What's the pay-off in philosophy? Especialy metaphysics!?
A friend of mine who was a carear professor of philosophy, just
retiered, once told me, 'We have philosophy departments so that people w/
high IQs don't have to work for a living.'
I'll give you that at various times in the past philosophy was
very serious buissiness (thus the American and French Revolutions), but
today!? It's just acahdemic isn't it? Clssroom stuff. philosophy no
longer has much of a place in the real world and the idea of 'practical
philosophy' is pretty goofy is it not? The role formerly heald by
philosophy is now filled by the social sciences.
If metaphysics is the study of the question 'What really exists?'
then what, I ask, would be a practical aplication of that?
(understand that I am in part playing the devil's advocate here.)
> If this is the case then what exactly does Pirsig mean when he calls the
> MoQ a 'moral system' and of what PRACTICAL use is it to mankind?
I'd broden the question: Of what practical use is the study of
ethics? I don't think it has any. For a long time, we've had thinkers,
philosophers, laying down ethical theories -- Kantian formalism, Mill's
utilitarianism... -- all more or less scholerly and abstract. Do any of
these have a *practical* impact? Arn't our moral choices primarily
functions of our *social values*? I think so.

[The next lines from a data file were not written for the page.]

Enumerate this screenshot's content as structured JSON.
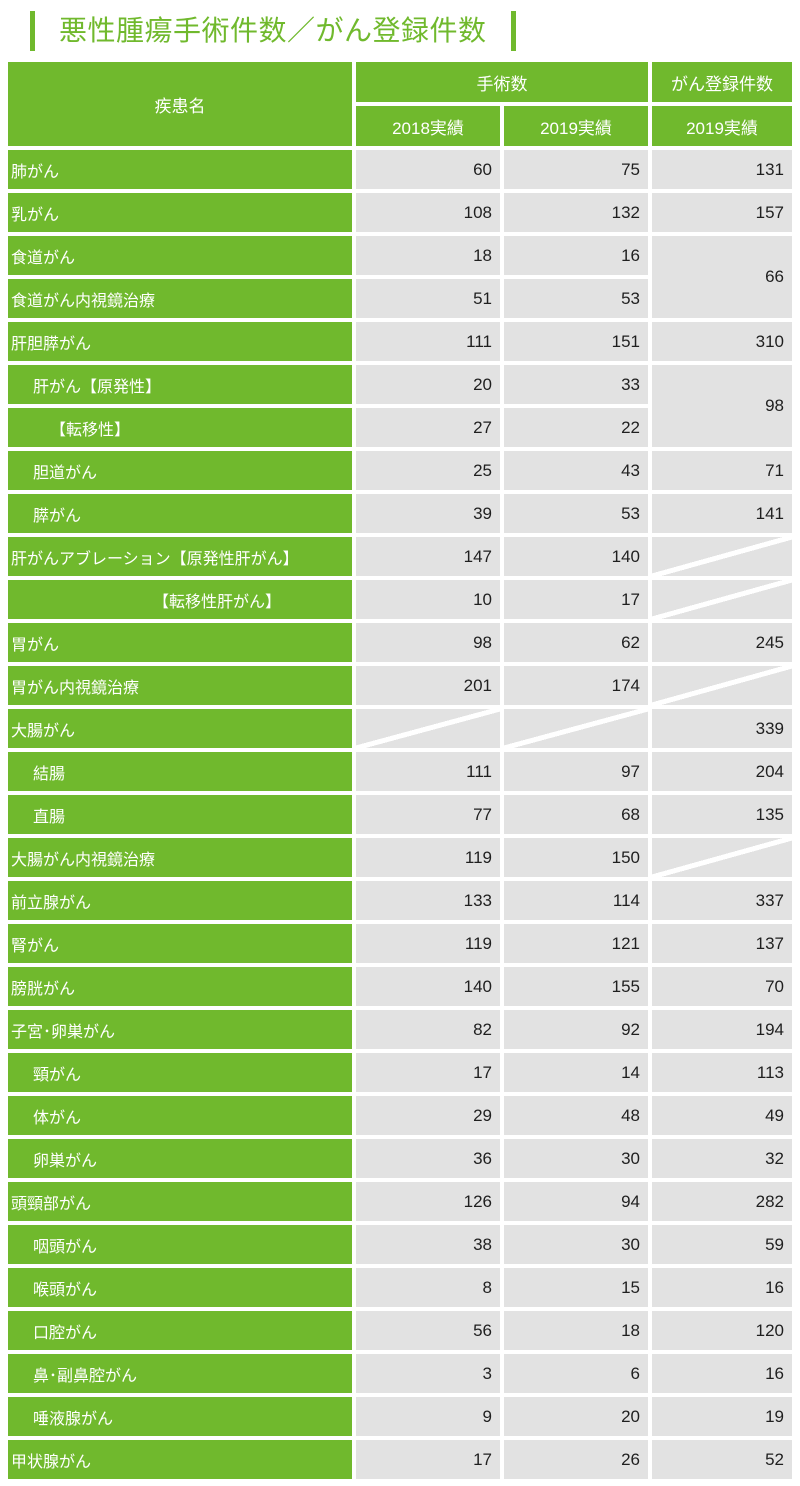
{
  "title": "悪性腫瘍手術件数／がん登録件数",
  "colors": {
    "accent_green": "#70B92D",
    "cell_gray": "#E2E2E2",
    "header_text": "#FFFFFF",
    "number_text": "#1F1F1F"
  },
  "no_data_marker": "/",
  "table": {
    "header": {
      "disease": "疾患名",
      "surgery_group": "手術数",
      "registration_group": "がん登録件数",
      "col_2018": "2018実績",
      "col_2019": "2019実績",
      "col_reg_2019": "2019実績"
    },
    "rows": [
      {
        "label": "肺がん",
        "indent": 0,
        "s2018": "60",
        "s2019": "75",
        "reg": "131"
      },
      {
        "label": "乳がん",
        "indent": 0,
        "s2018": "108",
        "s2019": "132",
        "reg": "157"
      },
      {
        "label": "食道がん",
        "indent": 0,
        "s2018": "18",
        "s2019": "16",
        "reg": "66",
        "reg_rowspan": 2
      },
      {
        "label": "食道がん内視鏡治療",
        "indent": 0,
        "s2018": "51",
        "s2019": "53",
        "reg": "skip"
      },
      {
        "label": "肝胆膵がん",
        "indent": 0,
        "s2018": "111",
        "s2019": "151",
        "reg": "310"
      },
      {
        "label": "肝がん【原発性】",
        "indent": 1,
        "s2018": "20",
        "s2019": "33",
        "reg": "98",
        "reg_rowspan": 2
      },
      {
        "label": "【転移性】",
        "indent": 2,
        "s2018": "27",
        "s2019": "22",
        "reg": "skip"
      },
      {
        "label": "胆道がん",
        "indent": 1,
        "s2018": "25",
        "s2019": "43",
        "reg": "71"
      },
      {
        "label": "膵がん",
        "indent": 1,
        "s2018": "39",
        "s2019": "53",
        "reg": "141"
      },
      {
        "label": "肝がんアブレーション【原発性肝がん】",
        "indent": 0,
        "s2018": "147",
        "s2019": "140",
        "reg": "/"
      },
      {
        "label": "【転移性肝がん】",
        "indent": 3,
        "s2018": "10",
        "s2019": "17",
        "reg": "/"
      },
      {
        "label": "胃がん",
        "indent": 0,
        "s2018": "98",
        "s2019": "62",
        "reg": "245"
      },
      {
        "label": "胃がん内視鏡治療",
        "indent": 0,
        "s2018": "201",
        "s2019": "174",
        "reg": "/"
      },
      {
        "label": "大腸がん",
        "indent": 0,
        "s2018": "/",
        "s2019": "/",
        "reg": "339"
      },
      {
        "label": "結腸",
        "indent": 1,
        "s2018": "111",
        "s2019": "97",
        "reg": "204"
      },
      {
        "label": "直腸",
        "indent": 1,
        "s2018": "77",
        "s2019": "68",
        "reg": "135"
      },
      {
        "label": "大腸がん内視鏡治療",
        "indent": 0,
        "s2018": "119",
        "s2019": "150",
        "reg": "/"
      },
      {
        "label": "前立腺がん",
        "indent": 0,
        "s2018": "133",
        "s2019": "114",
        "reg": "337"
      },
      {
        "label": "腎がん",
        "indent": 0,
        "s2018": "119",
        "s2019": "121",
        "reg": "137"
      },
      {
        "label": "膀胱がん",
        "indent": 0,
        "s2018": "140",
        "s2019": "155",
        "reg": "70"
      },
      {
        "label": "子宮･卵巣がん",
        "indent": 0,
        "s2018": "82",
        "s2019": "92",
        "reg": "194"
      },
      {
        "label": "頸がん",
        "indent": 1,
        "s2018": "17",
        "s2019": "14",
        "reg": "113"
      },
      {
        "label": "体がん",
        "indent": 1,
        "s2018": "29",
        "s2019": "48",
        "reg": "49"
      },
      {
        "label": "卵巣がん",
        "indent": 1,
        "s2018": "36",
        "s2019": "30",
        "reg": "32"
      },
      {
        "label": "頭頸部がん",
        "indent": 0,
        "s2018": "126",
        "s2019": "94",
        "reg": "282"
      },
      {
        "label": "咽頭がん",
        "indent": 1,
        "s2018": "38",
        "s2019": "30",
        "reg": "59"
      },
      {
        "label": "喉頭がん",
        "indent": 1,
        "s2018": "8",
        "s2019": "15",
        "reg": "16"
      },
      {
        "label": "口腔がん",
        "indent": 1,
        "s2018": "56",
        "s2019": "18",
        "reg": "120"
      },
      {
        "label": "鼻･副鼻腔がん",
        "indent": 1,
        "s2018": "3",
        "s2019": "6",
        "reg": "16"
      },
      {
        "label": "唾液腺がん",
        "indent": 1,
        "s2018": "9",
        "s2019": "20",
        "reg": "19"
      },
      {
        "label": "甲状腺がん",
        "indent": 0,
        "s2018": "17",
        "s2019": "26",
        "reg": "52"
      }
    ]
  }
}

Ethics, metaphysics... These are bookish, achademic, intelectual
activities. We derive our moral values not *from* these, but from our
social values, from our conscience and from all our unconscious
valuations. The purpose of philosophy -- if it's doing it's job -- is to
explain all this -- to explain what these values are, what morality is,
etc. -- in a clear, high-quality fashion. In ZMM Pirsig says that you
already know quality/good when you see it, but to say, as a definition,
what *is* Quality/Good... that's the bugbear that gets the whole ball
rolling. THAT is what his two books are trying to do.
Am I wrong?
But if you need to look to philosophy to tell you whether to stay
married or not then either you live in a very warped social environment,
you yourself are a bit too much on the ecentric side, you're a sociopath,
or else you've been given the wrong picture of philosophy. you don't
really need the philosophy departments to tell you whether you should stay
married or not, do you? I didn't think so.